The electron enters symmetrically between the plates, meaning it starts at the midpoint with an initial vertical velocity of zero. The initial velocity is purely horizontal, denoted as $$u_x$$. The horizontal component of velocity remains constant because there is no force in the horizontal direction. After emerging, the horizontal component is given as $$10^6 \, \text{m/s}$$, so $$u_x = 10^6 \, \text{m/s}$$.

The length of each plate is $$L = 10 \, \text{cm} = 0.1 \, \text{m}$$. The time taken to cross the electric field region is calculated using the horizontal motion:

$$t = \frac{L}{u_x} = \frac{0.1}{10^6} = 10^{-7} \, \text{s}$$

The electric field magnitude is $$E = 9.1 \, \text{V/cm}$$. Convert to SI units: $$1 \, \text{V/cm} = 100 \, \text{V/m}$$, so $$E = 9.1 \times 100 = 910 \, \text{V/m}$$.

The force on the electron in the vertical direction is due to the electric field.
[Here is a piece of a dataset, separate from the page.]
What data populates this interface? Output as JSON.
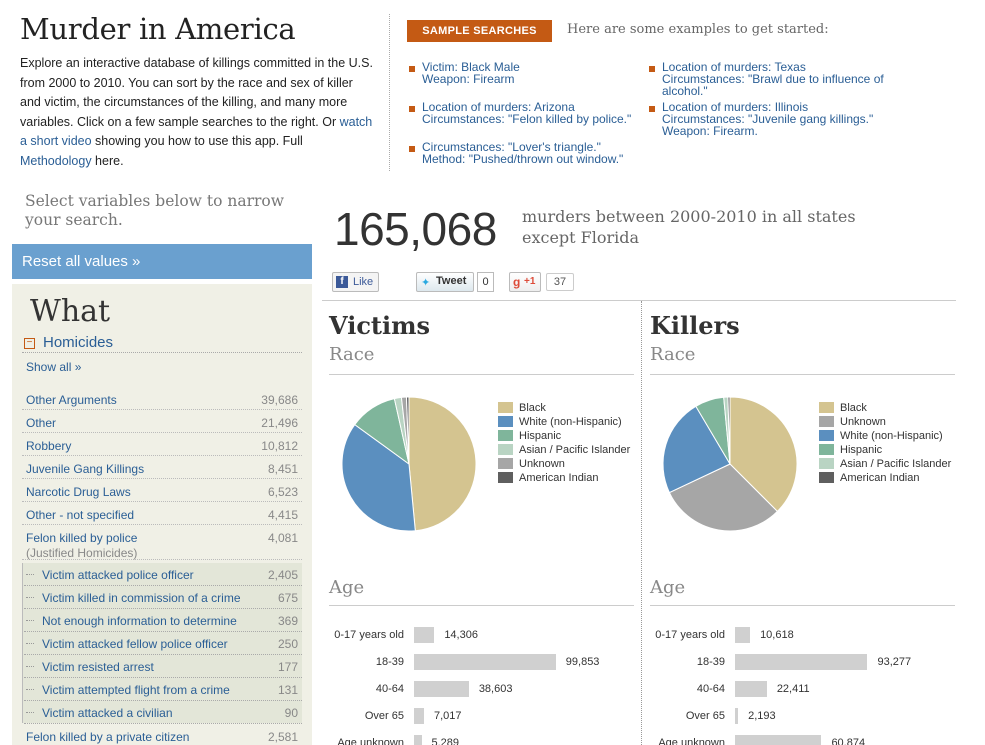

The charge of the electron is $$q = -1.6 \times 10^{-19} \, \text{C}$$, but the magnitude of the force is $$|F| = eE$$, where $$e = 1.6 \times 10^{-19} \, \text{C}$$. The mass of the electron is $$m = 9.1 \times 10^{-31} \, \text{kg}$$.

The acceleration in the vertical direction is given by Newton's second law:

$$a_y = \frac{|F|}{m} = \frac{eE}{m}$$

Substitute the values:

$$a_y = \frac{(1.6 \times 10^{-19}) \times 910}{9.1 \times 10^{-31}}$$

First, compute the numerator: $$1.6 \times 10^{-19} \times 910 = 1.6 \times 10^{-19} \times 9.1 \times 10^2 = 14.56 \times 10^{-17} = 1.456 \times 10^{-16}$$

Now, divide by the denominator:

$$a_y = \frac{1.456 \times 10^{-16}}{9.1 \times 10^{-31}} = \frac{1.456}{9.1} \times 10^{-16 - (-31)} = 0.16 \times 10^{15} = 1.6 \times 10^{14} \, \text{m/s}^2$$

The initial vertical velocity is $$u_y = 0$$. The vertical component of velocity when the electron emerges is given by the equation of motion:

$$v_y = u_y + a_y t = 0 + (1.6 \times 10^{14}) \times (10^{-7}) = 1.6 \times 10^{14} \times 10^{-7} = 1.6 \times 10^{7} \, \text{m/s}$$

Simplify: $$1.6 \times 10^7 \, \text{m/s} = 16 \times 10^6 \, \text{m/s}$$.

The vertical component of velocity is $$16 \times 10^6 \, \text{m/s}$$, which corresponds to option C.

Final Answer: C. $$16 \times 10^{6} \, \text{m/s}$$